Politics must be the last bastion of society that hasn’t had disruption shape a way of thinking where strategy and culture envelop the whole process, not individual divisions that in this case partition the environment from education and health from infrastructure.

So yes, the environment will have a win. So will health. And so will voters in various electorates. But is that visionary government? Will that ad hoc division of funds in any way forge a new future? Or will it just slap bandaids on where they are desperately needed?

How could this budget deliver a new future for our youth — young men and women who have spent almost three years treading water, missing key milestones, fighting mental health challenges, studying from home, and trapped in isolation?

This doesn’t mean just fixing the year-long wait for a psychologist’s visit. It means fundamentally looking at the school and university systems, the curriculum and how it is delivered, apprenticeships and courses to ensure they are fit for an uncertain future. It might mean partnering with Mental Health Australia, for example, to reduce suicide deaths by 25% by 2025.

It means talking to 16-year-olds who are skipping school, or studying until 1am, fearful of a future they can’t imagine. About 600,000 people will vote for the first time this election; a genuine across-the-board strategy aimed at the young would not just deliver for them, but all of us.

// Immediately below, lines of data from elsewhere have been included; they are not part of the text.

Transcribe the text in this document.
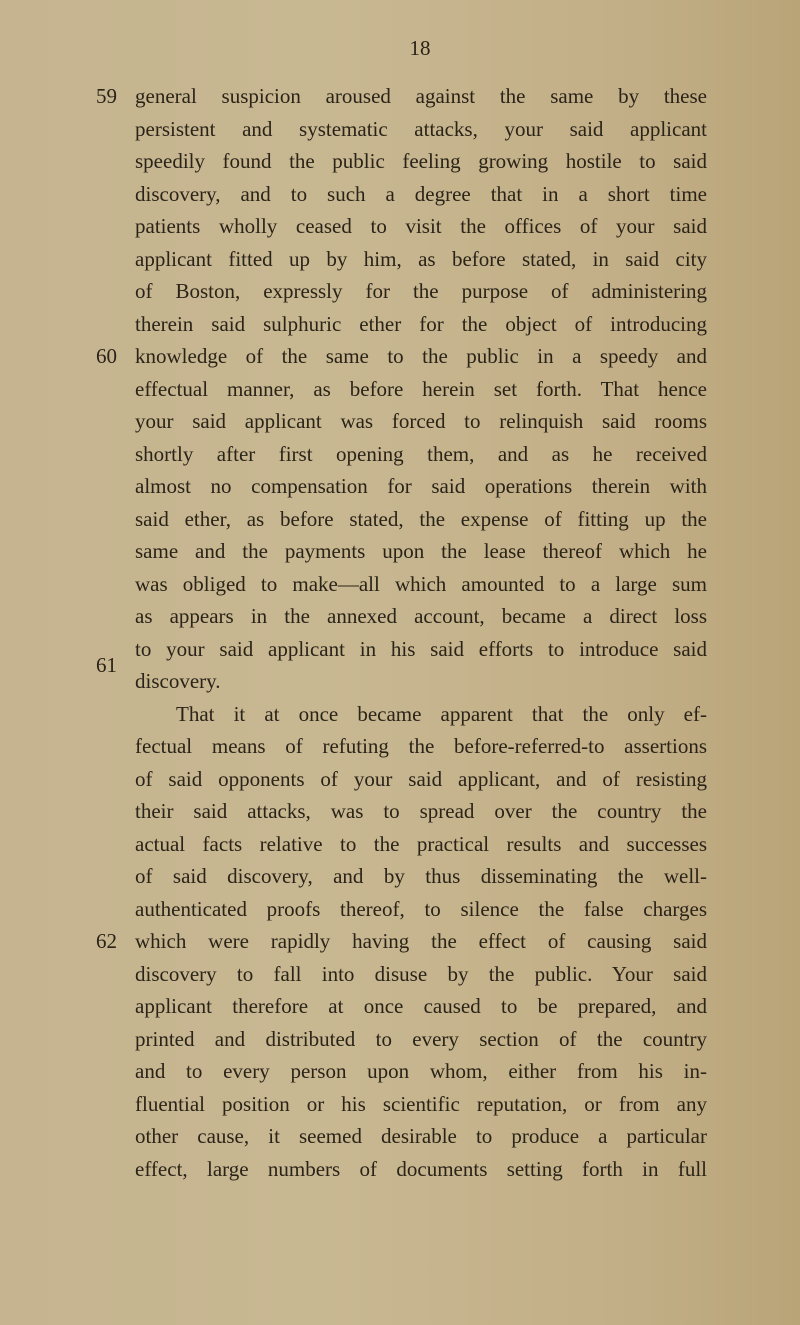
18
general suspicion aroused against the same by these
persistent and systematic attacks, your said applicant
speedily found the public feeling growing hostile to said
discovery, and to such a degree that in a short time
patients wholly ceased to visit the offices of your said
applicant fitted up by him, as before stated, in said city
of Boston, expressly for the purpose of administering
therein said sulphuric ether for the object of introducing
knowledge of the same to the public in a speedy and
effectual manner, as before herein set forth. That hence
your said applicant was forced to relinquish said rooms
shortly after first opening them, and as he received
almost no compensation for said operations therein with
said ether, as before stated, the expense of fitting up the
same and the payments upon the lease thereof which he
was obliged to make—all which amounted to a large sum
as appears in the annexed account, became a direct loss
to your said applicant in his said efforts to introduce said
discovery.
That it at once became apparent that the only ef-
fectual means of refuting the before-referred-to assertions
of said opponents of your said applicant, and of resisting
their said attacks, was to spread over the country the
actual facts relative to the practical results and successes
of said discovery, and by thus disseminating the well-
authenticated proofs thereof, to silence the false charges
which were rapidly having the effect of causing said
discovery to fall into disuse by the public. Your said
applicant therefore at once caused to be prepared, and
printed and distributed to every section of the country
and to every person upon whom, either from his in-
fluential position or his scientific reputation, or from any
other cause, it seemed desirable to produce a particular
effect, large numbers of documents setting forth in full
59
60
61
62
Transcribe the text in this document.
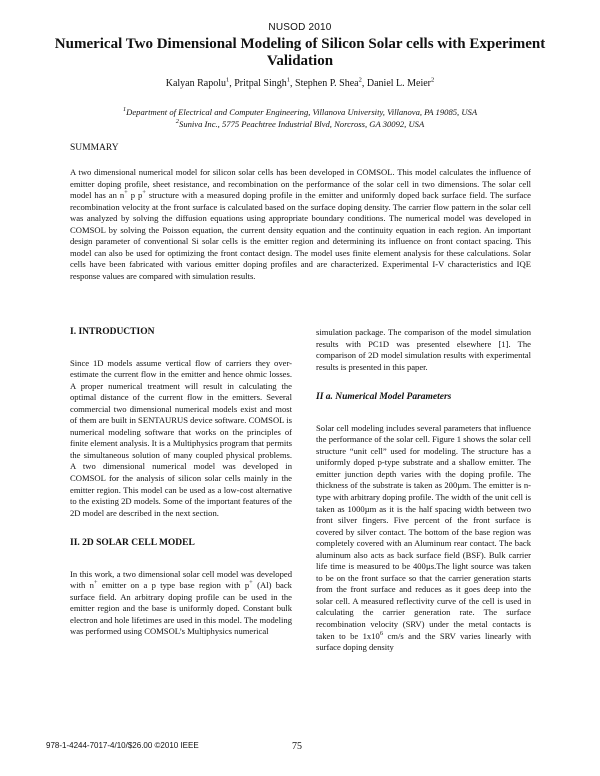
NUSOD 2010
Numerical Two Dimensional Modeling of Silicon Solar cells with Experiment Validation
Kalyan Rapolu$^1$, Pritpal Singh$^1$, Stephen P. Shea$^2$, Daniel L. Meier$^2$
$^1$Department of Electrical and Computer Engineering, Villanova University, Villanova, PA 19085, USA
$^2$Suniva Inc., 5775 Peachtree Industrial Blvd, Norcross, GA 30092, USA
SUMMARY
A two dimensional numerical model for silicon solar cells has been developed in COMSOL. This model calculates the influence of emitter doping profile, sheet resistance, and recombination on the performance of the solar cell in two dimensions. The solar cell model has an n+ p p+ structure with a measured doping profile in the emitter and uniformly doped back surface field. The surface recombination velocity at the front surface is calculated based on the surface doping density. The carrier flow pattern in the solar cell was analyzed by solving the diffusion equations using appropriate boundary conditions. The numerical model was developed in COMSOL by solving the Poisson equation, the current density equation and the continuity equation in each region. An important design parameter of conventional Si solar cells is the emitter region and determining its influence on front contact spacing. This model can also be used for optimizing the front contact design. The model uses finite element analysis for these calculations. Solar cells have been fabricated with various emitter doping profiles and are characterized. Experimental I-V characteristics and IQE response values are compared with simulation results.
I. INTRODUCTION

Since 1D models assume vertical flow of carriers they over-estimate the current flow in the emitter and hence ohmic losses. A proper numerical treatment will result in calculating the optimal distance of the current flow in the emitters. Several commercial two dimensional numerical models exist and most of them are built in SENTAURUS device software. COMSOL is numerical modeling software that works on the principles of finite element analysis. It is a Multiphysics program that permits the simultaneous solution of many coupled physical problems. A two dimensional numerical model was developed in COMSOL for the analysis of silicon solar cells mainly in the emitter region. This model can be used as a low-cost alternative to the existing 2D models. Some of the important features of the 2D model are described in the next section.

II. 2D SOLAR CELL MODEL

In this work, a two dimensional solar cell model was developed with n+ emitter on a p type base region with p+ (Al) back surface field. An arbitrary doping profile can be used in the emitter region and the base is uniformly doped. Constant bulk electron and hole lifetimes are used in this model. The modeling was performed using COMSOL’s Multiphysics numerical

simulation package. The comparison of the model simulation results with PC1D was presented elsewhere [1]. The comparison of 2D model simulation results with experimental results is presented in this paper.

II a. Numerical Model Parameters

Solar cell modeling includes several parameters that influence the performance of the solar cell. Figure 1 shows the solar cell structure “unit cell” used for modeling. The structure has a uniformly doped p-type substrate and a shallow emitter. The emitter junction depth varies with the doping profile. The thickness of the substrate is taken as 200µm. The emitter is n-type with arbitrary doping profile. The width of the unit cell is taken as 1000µm as it is the half spacing width between two front silver fingers. Five percent of the front surface is covered by silver contact. The bottom of the base region was completely covered with an Aluminum rear contact. The back aluminum also acts as back surface field (BSF). Bulk carrier life time is measured to be 400µs.The light source was taken to be on the front surface so that the carrier generation starts from the front surface and reduces as it goes deep into the solar cell. A measured reflectivity curve of the cell is used in calculating the carrier generation rate. The surface recombination velocity (SRV) under the metal contacts is taken to be $1x10^6$ cm/s and the SRV varies linearly with surface doping density

978-1-4244-7017-4/10/$26.00 ©2010 IEEE	75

How could this budget deliver a cure for cancer? That sounds a bit Mary Poppins-like, but could it be possible if we wanted it badly enough? How could a government, hell-bent on making a difference, coerce the universities and the best scientific minds to work together with funds that would not run out in a year?

No matter how bright we are, cancer will not be cured while scientists and researchers are given an annual contract or paid by individual research project. Imagine a budget legacy that meant a new way of thinking and delivering research funding. 

Or what if we spent serious funds looking at domestic violence? I don’t mean the state auctions we have now on who can get the most publicity after another heartbreaking murder, but a sustained and funded conviction to being the world leader in making women safe.

Imagine that.

Is this the fault of political parties? Politicians in power? Or us, as voters? Are we demanding the same standard of our politicians as we do from those around us?

This post-budget election by itself will cost about $400 million. The question — like ones we’ve all pondered with a new boyfriend, surely — has to be: is this what I really want?